Saldo primário estrutural da OCDE (% PIB potencial)

Perspectivas para o criptograma em 2024

Fonte: OCDE

Estas projecções implicam um declínio cumulativo do poder de compra da moeda fiduciária6 em quase todas as principais economias do mundo na ordem dos 70% em relação ao pico de 2008 (o poder de compra da moeda fiduciária já está 30% abaixo desse nível - ver gráfico). Isto excederia as perdas registadas durante o aumento da dívida nos anos 1930/40 devido à Grande Depressão e à Segunda Guerra Mundial.

Desvantagens históricas do retorno total da Fiat Money

Perspectivas para o criptograma em 2024

Fonte: Cálculos do autor

É certo que este argumento poderia ter sido apresentado em qualquer altura ao longo dos últimos anos (na verdade, tenho vindo a chamar a atenção para a natureza precária das finanças públicas desde a Grande Recessão de 2008), por isso, por que razão penso que se tornará uma influência criptográfica séria em 2024?

Durante grande parte da última década, as perspectivas de inflação eram tais que os bancos centrais consideraram necessário manter as taxas de juro próximas de zero. Consequentemente, não houve tensão entre os objectivos orçamentais e monetários durante este período. No entanto, esta situação terminou abruptamente quando as perspectivas de inflação se deterioraram e os bancos centrais carregaram no travão monetário. O génio saiu agora da garrafa.
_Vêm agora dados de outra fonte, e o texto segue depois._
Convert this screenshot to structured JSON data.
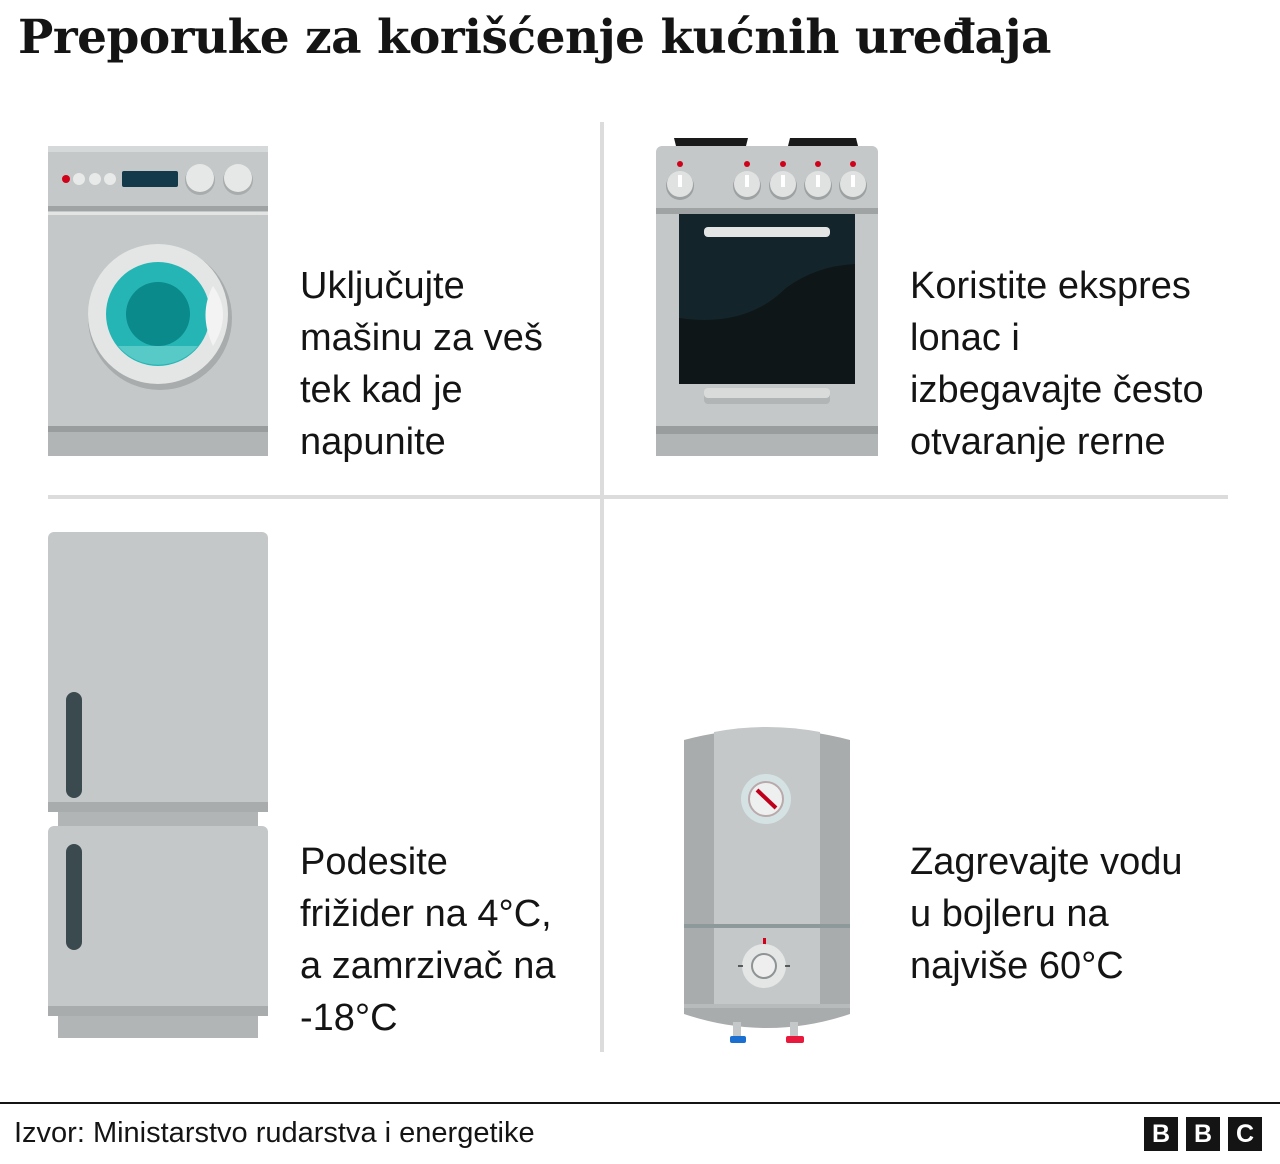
{
  "title": "Preporuke za korišćenje kućnih uređaja",
  "tips": [
    {
      "appliance_icon": "washing-machine-icon",
      "lines": [
        "Uključujte",
        "mašinu za veš",
        "tek kad je",
        "napunite"
      ]
    },
    {
      "appliance_icon": "stove-oven-icon",
      "lines": [
        "Koristite ekspres",
        "lonac i",
        "izbegavajte često",
        "otvaranje rerne"
      ]
    },
    {
      "appliance_icon": "refrigerator-icon",
      "lines": [
        "Podesite",
        "frižider na 4°C,",
        "a zamrzivač na",
        "-18°C"
      ]
    },
    {
      "appliance_icon": "water-heater-icon",
      "lines": [
        "Zagrevajte vodu",
        "u bojleru na",
        "najviše 60°C"
      ]
    }
  ],
  "footer": {
    "source": "Izvor: Ministarstvo rudarstva i energetike",
    "logo": [
      "B",
      "B",
      "C"
    ]
  },
  "colors": {
    "appliance_grey": "#c4c8c8",
    "drum_teal": "#26b5b5",
    "oven_glass": "#13242a",
    "accent_red": "#d0021b"
  }
}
Um canário bastante óbvio na mina de carvão "fiscal" é o Japão. O seu rácio dívida/PIB é de 226%, metade do qual é detido pelo BoJ após décadas de QE. Como o banco central descobriu no ano passado, isto torna a normalização da política monetária extremamente difícil (veja-se o efeito no JPY). É muito provável que o BoJ esteja encurralado e provavelmente sabe-o. 2024 pode muito bem ser o ano em que o resto do mundo chega à mesma conclusão.
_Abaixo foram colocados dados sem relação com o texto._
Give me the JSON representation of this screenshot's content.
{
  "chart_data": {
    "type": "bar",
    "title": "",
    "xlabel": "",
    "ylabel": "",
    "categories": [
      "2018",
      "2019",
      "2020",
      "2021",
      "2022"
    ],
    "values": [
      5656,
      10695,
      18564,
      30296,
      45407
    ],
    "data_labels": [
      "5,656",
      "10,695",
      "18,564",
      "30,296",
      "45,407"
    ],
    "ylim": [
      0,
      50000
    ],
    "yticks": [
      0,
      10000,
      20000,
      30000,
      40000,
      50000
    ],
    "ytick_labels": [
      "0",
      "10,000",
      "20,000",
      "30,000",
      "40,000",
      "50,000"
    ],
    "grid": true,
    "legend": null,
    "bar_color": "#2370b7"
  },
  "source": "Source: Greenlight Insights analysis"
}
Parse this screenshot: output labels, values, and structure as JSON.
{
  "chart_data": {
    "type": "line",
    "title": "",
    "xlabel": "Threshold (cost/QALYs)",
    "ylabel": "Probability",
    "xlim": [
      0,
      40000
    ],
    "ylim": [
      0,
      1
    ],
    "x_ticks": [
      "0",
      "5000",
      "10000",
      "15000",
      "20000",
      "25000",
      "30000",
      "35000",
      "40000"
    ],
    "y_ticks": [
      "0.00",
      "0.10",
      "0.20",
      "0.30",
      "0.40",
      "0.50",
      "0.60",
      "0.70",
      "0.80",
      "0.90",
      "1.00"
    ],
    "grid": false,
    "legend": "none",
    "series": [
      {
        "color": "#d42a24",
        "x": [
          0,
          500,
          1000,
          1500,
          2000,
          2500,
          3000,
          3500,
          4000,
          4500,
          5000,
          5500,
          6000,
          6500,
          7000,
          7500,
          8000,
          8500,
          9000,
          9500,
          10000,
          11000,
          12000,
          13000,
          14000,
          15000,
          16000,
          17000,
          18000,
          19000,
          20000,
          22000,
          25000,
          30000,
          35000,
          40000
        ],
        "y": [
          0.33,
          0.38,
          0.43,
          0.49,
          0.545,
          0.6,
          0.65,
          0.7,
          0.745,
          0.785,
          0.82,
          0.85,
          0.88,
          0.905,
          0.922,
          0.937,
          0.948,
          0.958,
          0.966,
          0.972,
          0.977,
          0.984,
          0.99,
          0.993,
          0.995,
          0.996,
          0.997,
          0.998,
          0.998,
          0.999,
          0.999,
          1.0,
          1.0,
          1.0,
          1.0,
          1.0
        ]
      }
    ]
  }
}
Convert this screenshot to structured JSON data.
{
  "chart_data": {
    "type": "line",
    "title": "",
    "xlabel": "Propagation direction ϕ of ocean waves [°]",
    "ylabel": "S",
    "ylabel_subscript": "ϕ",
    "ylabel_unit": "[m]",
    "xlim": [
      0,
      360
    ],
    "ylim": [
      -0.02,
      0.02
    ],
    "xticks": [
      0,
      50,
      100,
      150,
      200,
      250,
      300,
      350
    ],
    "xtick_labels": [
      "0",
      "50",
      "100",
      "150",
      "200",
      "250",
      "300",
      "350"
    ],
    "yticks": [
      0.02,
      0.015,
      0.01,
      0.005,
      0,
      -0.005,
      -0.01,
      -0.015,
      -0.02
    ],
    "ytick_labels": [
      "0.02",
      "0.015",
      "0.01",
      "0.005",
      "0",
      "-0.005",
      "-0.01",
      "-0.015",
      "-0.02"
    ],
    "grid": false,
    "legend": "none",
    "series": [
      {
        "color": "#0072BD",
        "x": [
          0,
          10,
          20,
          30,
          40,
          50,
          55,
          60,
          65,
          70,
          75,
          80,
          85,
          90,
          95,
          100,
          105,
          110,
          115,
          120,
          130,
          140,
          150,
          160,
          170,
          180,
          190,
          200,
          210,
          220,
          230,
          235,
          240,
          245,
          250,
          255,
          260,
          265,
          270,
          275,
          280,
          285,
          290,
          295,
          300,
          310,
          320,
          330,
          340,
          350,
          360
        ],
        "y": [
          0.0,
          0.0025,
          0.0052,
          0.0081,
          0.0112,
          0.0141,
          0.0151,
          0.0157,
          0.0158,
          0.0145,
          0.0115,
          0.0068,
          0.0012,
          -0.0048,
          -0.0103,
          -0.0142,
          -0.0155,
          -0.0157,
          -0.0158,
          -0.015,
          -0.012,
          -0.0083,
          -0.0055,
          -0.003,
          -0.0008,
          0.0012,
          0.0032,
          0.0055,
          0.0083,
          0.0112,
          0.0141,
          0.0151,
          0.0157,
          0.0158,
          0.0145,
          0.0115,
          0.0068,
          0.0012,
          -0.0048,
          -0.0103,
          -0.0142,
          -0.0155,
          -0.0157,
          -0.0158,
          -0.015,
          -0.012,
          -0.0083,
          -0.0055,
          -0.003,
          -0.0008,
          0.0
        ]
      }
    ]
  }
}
Além disso, não será preciso muita imaginação por parte dos investidores para ligar os pontos e concluir que a dívida pública na maioria das principais economias — incluindo os EUA — também se encontra numa trajetória insustentável. Como ilustra o gráfico acima, historicamente, o método mais utilizado pelos governos para reduzir a dívida é através de uma inflação mais elevada – o cenário retratado na perspetiva favorável às criptomoedas Impressora Go Brrrr meme - ver imagem.
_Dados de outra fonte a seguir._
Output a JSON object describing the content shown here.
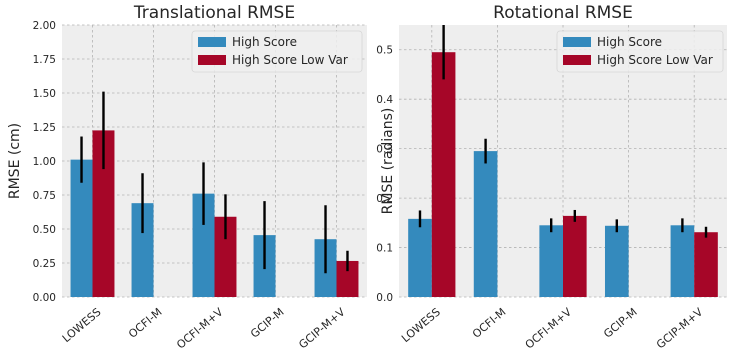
{
  "colors": {
    "s1": "#348ABD",
    "s2": "#A60628",
    "axes_bg": "#EEEEEE",
    "grid": "#B2B2B2",
    "err": "#000000"
  },
  "chart_data": [
    {
      "type": "bar",
      "title": "Translational RMSE",
      "ylabel": "RMSE (cm)",
      "xlabel": "",
      "ylim": [
        0,
        2.0
      ],
      "yticks": [
        "0.00",
        "0.25",
        "0.50",
        "0.75",
        "1.00",
        "1.25",
        "1.50",
        "1.75",
        "2.00"
      ],
      "categories": [
        "LOWESS",
        "OCFI-M",
        "OCFI-M+V",
        "GCIP-M",
        "GCIP-M+V"
      ],
      "legend_position": "top-right",
      "grid": true,
      "series": [
        {
          "name": "High Score",
          "color": "#348ABD",
          "values": [
            1.01,
            0.69,
            0.76,
            0.455,
            0.425
          ],
          "errors": [
            0.17,
            0.22,
            0.23,
            0.25,
            0.25
          ]
        },
        {
          "name": "High Score Low Var",
          "color": "#A60628",
          "values": [
            1.225,
            null,
            0.59,
            null,
            0.265
          ],
          "errors": [
            0.285,
            null,
            0.165,
            null,
            0.075
          ]
        }
      ]
    },
    {
      "type": "bar",
      "title": "Rotational RMSE",
      "ylabel": "RMSE (radians)",
      "xlabel": "",
      "ylim": [
        0,
        0.55
      ],
      "yticks": [
        "0.0",
        "0.1",
        "0.2",
        "0.3",
        "0.4",
        "0.5"
      ],
      "categories": [
        "LOWESS",
        "OCFI-M",
        "OCFI-M+V",
        "GCIP-M",
        "GCIP-M+V"
      ],
      "legend_position": "top-right",
      "grid": true,
      "series": [
        {
          "name": "High Score",
          "color": "#348ABD",
          "values": [
            0.158,
            0.295,
            0.145,
            0.144,
            0.145
          ],
          "errors": [
            0.017,
            0.025,
            0.014,
            0.013,
            0.014
          ]
        },
        {
          "name": "High Score Low Var",
          "color": "#A60628",
          "values": [
            0.495,
            null,
            0.164,
            null,
            0.131
          ],
          "errors": [
            0.055,
            null,
            0.012,
            null,
            0.011
          ]
        }
      ]
    }
  ]
}
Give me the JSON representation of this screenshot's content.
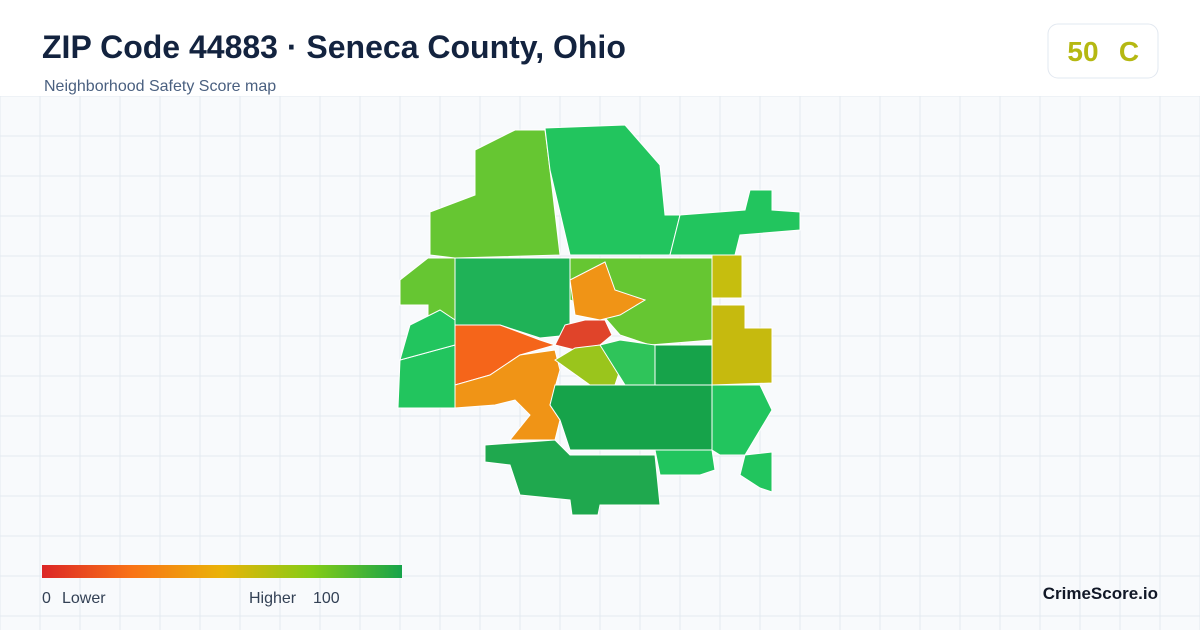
{
  "header": {
    "title": "ZIP Code 44883 · Seneca County, Ohio",
    "subtitle": "Neighborhood Safety Score map",
    "score": "50",
    "grade": "C"
  },
  "legend": {
    "min": "0",
    "min_label": "Lower",
    "max_label": "Higher",
    "max": "100"
  },
  "brand": "CrimeScore.io"
}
Perspectivas para o criptograma em 2024

A única forma de os governos evitarem um tal resultado é agarrarem o urtigão fiscal e introduzirem uma contração fiscal sustentada a uma escala sem precedentes. Dado que a carga fiscal da OCDE no seu conjunto já atingiu os seus níveis mais elevados em mais de 50 anos, a existência do Curva de Laffer implica fortemente que a consolidação orçamental terá de passar por cortes na despesa pública em domínios tão polémicos como as pensões e os cuidados de saúde.

Poderá isto acontecer?

Claro que sim.

Será que isso vai acontecer... em ano de eleições presidenciais nos EUA?

Duvido um pouco.


1Atualmente, a SEC recebeu pedidos para ETFs à vista BTC e ETH.

2Este valor exclui as stablecoins apoiadas em moeda fiduciária, como o Tether e o USDC.

3 Como os rollups ZK reduzem a quantidade de dados transaccionais partilhados com a camada 1, também aumentam a privacidade.

4Após a próxima redução para metade, o subsídio por bloco descerá para 3,125 BTC.

5Para os entusiastas da economia, parto do princípio de que a taxa de crescimento potencial da economia é de 1,8% – em consonância com as estimativas da Reserva Federal e do CBO (ou seja, estou a excluir Dei Ex Machina como energia barata e abundante proveniente da fusão nuclear ou um aumento da produtividade impulsionado pela IA).

6 Não se esqueçam que não estamos a falar de notas bancárias, que é o que normalmente é mostrado nos gráficos dos condenados ao fiat, mas sim de depósitos que rendem juros no sistema bancário comercial.